La Bretagne, ses bars de marins (« Chez Pedro »), ses caractères taciturnes, ses vents (on me dit que dans ce bouquin il a cessé de souffler pour laisser place à un soleil de plomb), ses breuvages, ses alcooliques, ses églises, ses cimetières. Oui, mais conté par Jacques JOSSE, donc d’un coup ça prend une ampleur autre, on accompagne le Capitaine, personnage principal du livre, dans sa quête, entre nostalgie, mélancolie, isolement et canicule (ça aide à se désaltérer).
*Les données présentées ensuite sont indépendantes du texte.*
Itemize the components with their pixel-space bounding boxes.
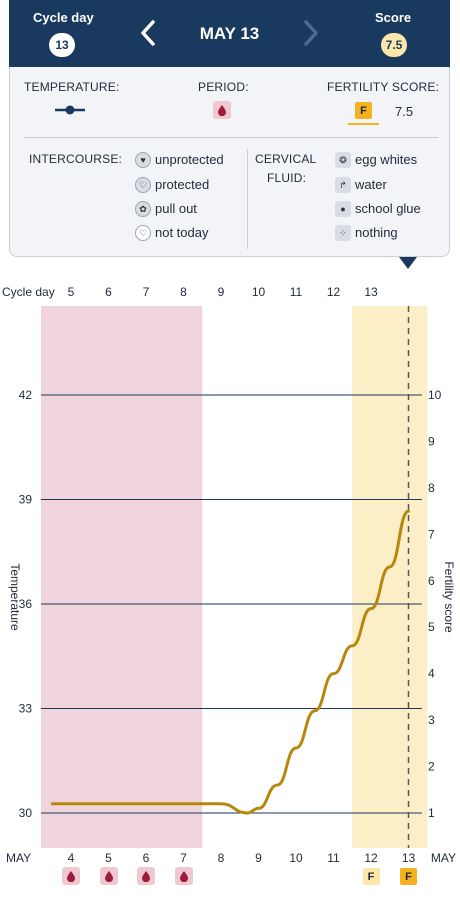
- score-tick-6: 6: [428, 574, 435, 588]
- intercourse-label: INTERCOURSE:: [29, 152, 123, 166]
- date-tick-7: 7: [180, 851, 187, 865]
- fertility-score-value: 7.5: [395, 104, 414, 119]
- month-label-right: MAY: [431, 851, 456, 865]
- fertility-f-icon[interactable]: F: [355, 102, 372, 119]
- score-badge: 7.5: [381, 33, 407, 57]
- date-tick-12: 12: [364, 851, 378, 865]
- temp-tick-33: 33: [19, 702, 33, 716]
- date-tick-6: 6: [143, 851, 150, 865]
- cervical-label: CERVICAL: [255, 152, 317, 166]
- date-header: Cycle day 13 MAY 13 Score 7.5: [9, 0, 450, 67]
- cervical-option-nothing[interactable]: nothing: [355, 225, 398, 240]
- previous-day-button[interactable]: [138, 18, 158, 48]
- pull-out-icon[interactable]: ✿: [135, 201, 151, 217]
- cycle-day-tick-12: 12: [327, 285, 341, 299]
- score-tick-8: 8: [428, 481, 435, 495]
- fertility-score-label: FERTILITY SCORE:: [327, 80, 440, 94]
- temp-tick-42: 42: [19, 388, 33, 402]
- cycle-day-tick-6: 6: [105, 285, 112, 299]
- temperature-label: TEMPERATURE:: [24, 80, 120, 94]
- fertility-badge-day-13[interactable]: F: [400, 868, 417, 885]
- period-drop-icon[interactable]: [99, 867, 118, 885]
- current-date: MAY 13: [199, 24, 260, 43]
- fertility-badge-day-12[interactable]: F: [362, 868, 380, 885]
- heart-filled-icon[interactable]: ♥: [135, 152, 151, 168]
- score-tick-4: 4: [428, 667, 435, 681]
- score-tick-1: 1: [428, 806, 435, 820]
- period-drop-icon[interactable]: [174, 867, 193, 885]
- cycle-day-tick-11: 11: [290, 285, 303, 299]
- water-icon[interactable]: ↱: [335, 177, 351, 193]
- next-day-button[interactable]: [301, 18, 321, 48]
- period-label: PERIOD:: [198, 80, 249, 94]
- nothing-icon[interactable]: ⁘: [335, 225, 351, 241]
- intercourse-option-not-today[interactable]: not today: [155, 225, 209, 240]
- month-label-left: MAY: [6, 851, 31, 865]
- shield-heart-icon[interactable]: ♡: [135, 177, 151, 193]
- date-tick-8: 8: [218, 851, 225, 865]
- heart-outline-icon[interactable]: ♡: [135, 225, 151, 241]
- score-label: Score: [375, 10, 412, 25]
- date-tick-11: 11: [327, 851, 340, 865]
- glue-drop-icon[interactable]: ●: [335, 201, 351, 217]
- cycle-day-tick-5: 5: [68, 285, 75, 299]
- period-drop-icon[interactable]: [137, 867, 155, 885]
- fluid-label: FLUID:: [267, 171, 307, 185]
- score-tick-7: 7: [428, 527, 435, 541]
- cycle-day-tick-10: 10: [252, 285, 266, 299]
- cervical-option-school-glue[interactable]: school glue: [355, 201, 421, 216]
- date-tick-9: 9: [255, 851, 262, 865]
- panel-divider: [24, 137, 438, 138]
- temperature-axis-title: Temperature: [8, 563, 22, 631]
- temp-tick-30: 30: [19, 806, 33, 820]
- cycle-day-axis-label: Cycle day: [2, 285, 55, 299]
- period-drop-icon[interactable]: [62, 867, 80, 885]
- cycle-day-tick-7: 7: [143, 285, 150, 299]
- intercourse-option-pull-out[interactable]: pull out: [155, 201, 197, 216]
- date-tick-10: 10: [289, 851, 303, 865]
- temp-tick-39: 39: [19, 493, 33, 507]
- temp-tick-36: 36: [19, 597, 33, 611]
- period-drop-icon[interactable]: [213, 101, 231, 119]
- cycle-day-badge: 13: [49, 33, 75, 57]
- date-tick-5: 5: [105, 851, 112, 865]
- selected-day-pointer: [399, 257, 417, 269]
- fertility-score-line: [50, 509, 410, 815]
- cycle-day-tick-8: 8: [180, 285, 187, 299]
- intercourse-option-protected[interactable]: protected: [155, 177, 210, 192]
- intercourse-option-unprotected[interactable]: unprotected: [155, 152, 224, 167]
- date-tick-4: 4: [68, 851, 75, 865]
- score-tick-5: 5: [428, 620, 435, 634]
- score-tick-10: 10: [428, 388, 442, 402]
- day-details-panel: TEMPERATURE: PERIOD: FERTILITY SCORE: F …: [9, 67, 450, 257]
- fertility-underline: [348, 123, 379, 125]
- panel-column-divider: [247, 149, 248, 249]
- cycle-day-label: Cycle day: [33, 10, 94, 25]
- cervical-option-water[interactable]: water: [355, 177, 387, 192]
- fertile-window-band: [352, 306, 428, 848]
- score-tick-2: 2: [428, 760, 435, 774]
- egg-whites-icon[interactable]: ❂: [335, 152, 351, 168]
- score-tick-9: 9: [428, 434, 435, 448]
- cycle-day-tick-13: 13: [364, 285, 378, 299]
- score-tick-3: 3: [428, 713, 435, 727]
- cycle-day-tick-9: 9: [218, 285, 225, 299]
- period-band: [41, 306, 203, 848]
- date-tick-13: 13: [402, 851, 416, 865]
- fertility-score-axis-title: Fertility score: [442, 561, 456, 633]
- temperature-slider-icon[interactable]: [54, 104, 86, 116]
- cervical-option-egg-whites[interactable]: egg whites: [355, 152, 418, 167]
Il paierait cher pour revoir les morts du temps de leur splendeur, ceux avec lesquels il a fait un bout de chemin, il y a plus ou moins longtemps. La mort, omniprésente dans ce très court roman, à moins que ce ne soit un récit. Jacques JOSSE fait parler les morts sans qu’il y ait intention fantastique. Entre poésie, humour, émotion, l’auteur nous pousse vers sa Bretagne, vers son cimetière. Ah mais les vivants bougent aussi, parlent (peu), boivent (beaucoup). Ambiance intimiste, on parle de bateaux, de tempêtes, de marins disparus, noyés, mais on reste à quai, on regarde l’horizon s’étirer pendant que le Capitaine nous cause de littérature marine, de CONRAD, de MELVILLE. On reprend un verre avec beaucoup de glaçons, la chaleur est intense à l’extérieur, mais l’écriture nous prévient des coups de soleil, on se contente des coups de cœur et c’est déjà beaucoup. Paru en 2010 aux Editions QUIDAM, un vrai bol d’air.